Quantum computing will eventually reach a point where it can break the encryption that protects digital systems and data. This creates an entirely new risk landscape. Protection strategies must evolve as quickly as the threat. Cybersecurity, encryption protocols, and risk modelling must all adapt to meet quantum-era challenges. When Nadia reflects on the experts at FinTech Connect who dive deeply into their subjects and explain them clearly, Sarah’s preview fits that tradition perfectly. She combines technical insight with practical awareness, making her session one that attendees will be eager to hear.
Connecting Industry, Academia, Government, and Innovation at FinTech Connect
FinTech Connect is more than just a conference. For Sarah, it is about tapping into the community. She describes the event as an opportunity to meet people, learn from them, understand their work, and explore how innovation drives the industry forward. The conversations at FinTech Connect are not abstract. They are about solving the real challenges around RegTech, compliance, and operational change.
She looks forward to hearing from thought leaders and organisations that are innovating and providing solutions. Sarah’s excitement comes from collaboration. Industry cannot advance in isolation. Technology companies alone cannot solve everything. Regulators alone cannot design future frameworks. Government insights need private sector creativity. FinTech Connect brings these groups together within a shared space, creating a collective view of where the sector is heading.
In Sarah’s view, events like FinTech Connect are about visibility. They strengthen ecosystems, send messages of confidence, and demonstrate that the industry is not waiting passively. They show that leaders are addressing real-world issues, building resilience, and pursuing solutions that benefit global markets.
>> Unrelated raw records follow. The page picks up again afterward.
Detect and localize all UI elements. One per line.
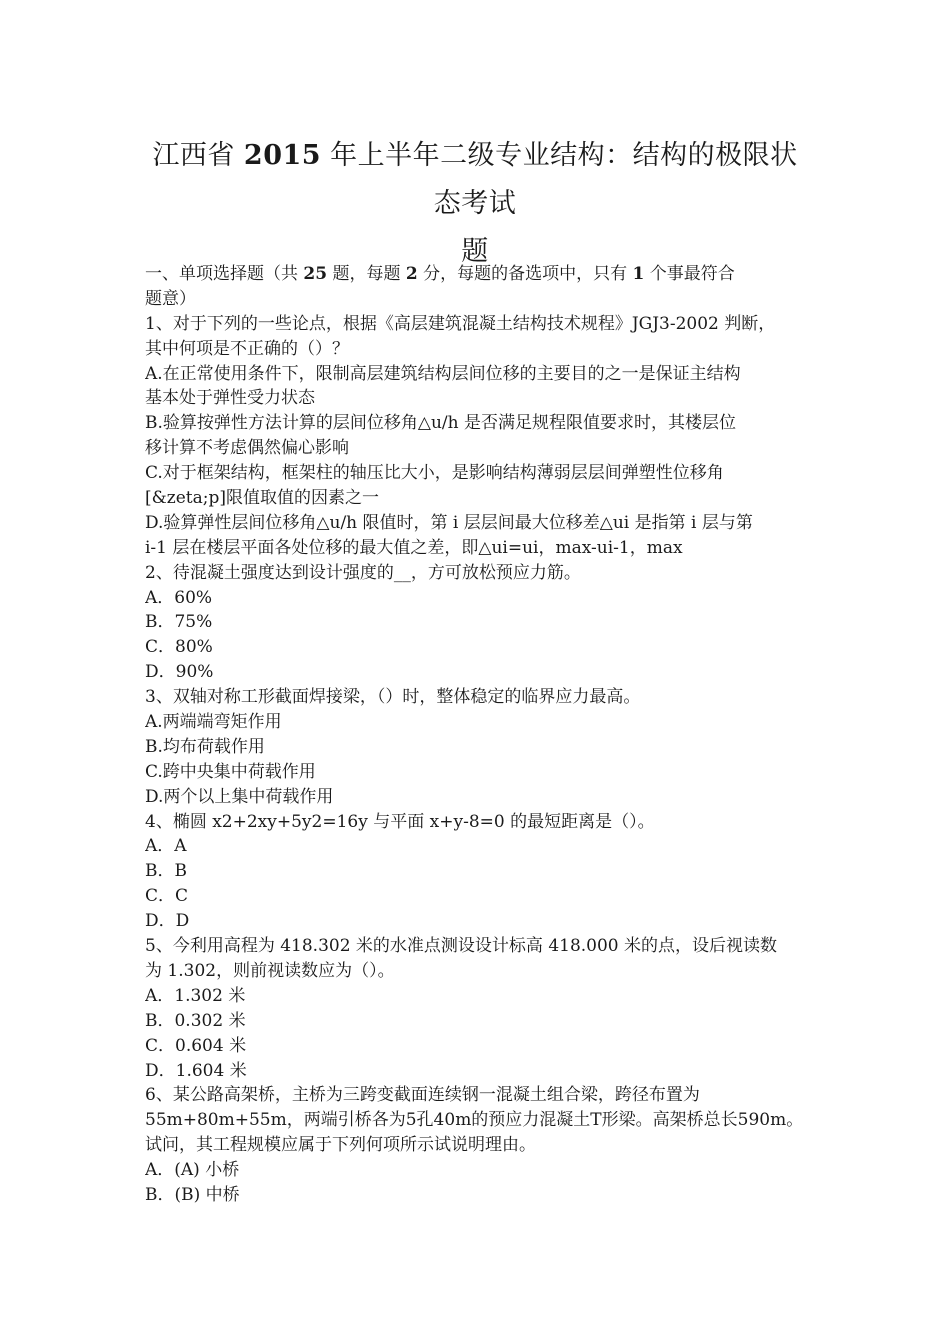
text-line: 2、待混凝土强度达到设计强度的__，方可放松预应力筋。: [145, 562, 581, 583]
text-line: 其中何项是不正确的（）？: [145, 338, 349, 359]
title-line-1: [140, 132, 810, 228]
text-line: D．1.604 米: [145, 1060, 247, 1081]
title-year: 2015: [243, 140, 322, 171]
section-text: 题，每题: [327, 264, 406, 284]
text-line: B.验算按弹性方法计算的层间位移角△u/h 是否满足规程限值要求时，其楼层位: [145, 413, 736, 434]
section-text: 分，每题的备选项中，只有: [417, 264, 633, 284]
question-count: 25: [303, 264, 328, 284]
text-line: i-1 层在楼层平面各处位移的最大值之差，即△ui=ui，max-ui-1，max: [145, 537, 683, 558]
section-heading: [145, 262, 810, 287]
text-line: D.两个以上集中荷载作用: [145, 786, 334, 807]
text-line: C.跨中央集中荷载作用: [145, 761, 316, 782]
text-line: 3、双轴对称工形截面焊接梁，（）时，整体稳定的临界应力最高。: [145, 687, 641, 708]
text-line: D．D: [145, 911, 190, 932]
text-line: B．75%: [145, 612, 213, 633]
document-body: [145, 262, 810, 1208]
text-line: B．(B) 中桥: [145, 1184, 240, 1205]
section-heading-cont: 题意）: [145, 288, 196, 309]
text-line: C．80%: [145, 637, 213, 658]
text-line: [&zeta;p]限值取值的因素之一: [145, 488, 379, 509]
text-line: B．0.302 米: [145, 1010, 246, 1031]
text-line: 基本处于弹性受力状态: [145, 388, 315, 409]
section-text: 一、单项选择题（共: [145, 264, 304, 284]
title-line-2: 题: [461, 236, 489, 267]
text-line: 为 1.302，则前视读数应为（）。: [145, 960, 395, 981]
correct-option-count: 1: [632, 264, 645, 284]
text-line: C.对于框架结构，框架柱的轴压比大小，是影响结构薄弱层层间弹塑性位移角: [145, 463, 724, 484]
title-text-b: 年上半年二级专业结构：结构的极限状态考试: [321, 140, 798, 219]
text-line: A.在正常使用条件下，限制高层建筑结构层间位移的主要目的之一是保证主结构: [145, 363, 741, 384]
text-line: 5、今利用高程为 418.302 米的水准点测设设计标高 418.000 米的点，设后视读数: [145, 936, 778, 957]
text-line: A．(A) 小桥: [145, 1160, 240, 1181]
text-line: B.均布荷载作用: [145, 736, 265, 757]
text-line: A.两端端弯矩作用: [145, 712, 282, 733]
text-line: D.验算弹性层间位移角△u/h 限值时，第 i 层层间最大位移差△ui 是指第 i 层与第: [145, 512, 753, 533]
text-line: A．A: [145, 836, 187, 857]
text-line: C．C: [145, 886, 189, 907]
title-text-a: 江西省: [152, 140, 244, 171]
text-line: 6、某公路高架桥，主桥为三跨变截面连续钢一混凝土组合梁，跨径布置为: [145, 1085, 700, 1106]
text-line: A．60%: [145, 587, 213, 608]
document-title: [140, 132, 810, 276]
text-line: 55m+80m+55m，两端引桥各为5孔40m的预应力混凝土T形梁。高架桥总长590m。: [145, 1110, 804, 1131]
text-line: B．B: [145, 861, 187, 882]
text-line: 移计算不考虑偶然偏心影响: [145, 438, 349, 459]
text-line: 1、对于下列的一些论点，根据《高层建筑混凝土结构技术规程》JGJ3-2002 判断，: [145, 313, 776, 334]
text-line: 4、椭圆 x2+2xy+5y2=16y 与平面 x+y-8=0 的最短距离是（）。: [145, 811, 655, 832]
text-line: 试问，其工程规模应属于下列何项所示试说明理由。: [145, 1135, 536, 1156]
points-per-question: 2: [405, 264, 418, 284]
text-line: D．90%: [145, 662, 214, 683]
text-line: C．0.604 米: [145, 1035, 247, 1056]
section-text: 个事最符合: [644, 264, 735, 284]
text-line: A．1.302 米: [145, 985, 246, 1006]
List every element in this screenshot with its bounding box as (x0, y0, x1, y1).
They also reflect the power of collaboration between academia, government, innovators, and investors. These connections are not temporary. They are foundational to the future.
A Shared Vision for Tomorrow
As the conversation closes, Sarah and Nadia reflect on the importance of listening, learning, and walking the talk. It is not enough to discuss inclusion; it must be embodied. It is not enough to observe emerging technologies; leaders must understand them. It is not enough to wait for the market to shift; organisations must prepare for what is coming. For the FinTech community and those in FinTech recruitment, this conversation reinforces what we see every day: the world is changing, and the talent who can meet that change is not defined by a single skillset, a single degree, or a single background. They are defined by adaptability, curiosity, and ambition.
Sarah’s message serves as a call to action. The technologies that will shape the finance sector, AI, quantum, digital data infrastructure, are moving fast. The organisations that succeed will be those who invest in people, value inclusion, and treat innovation as a collective responsibility. The future of financial services cannot be built by a single stakeholder. It must be built through collaboration, preparation, and an openness to transform.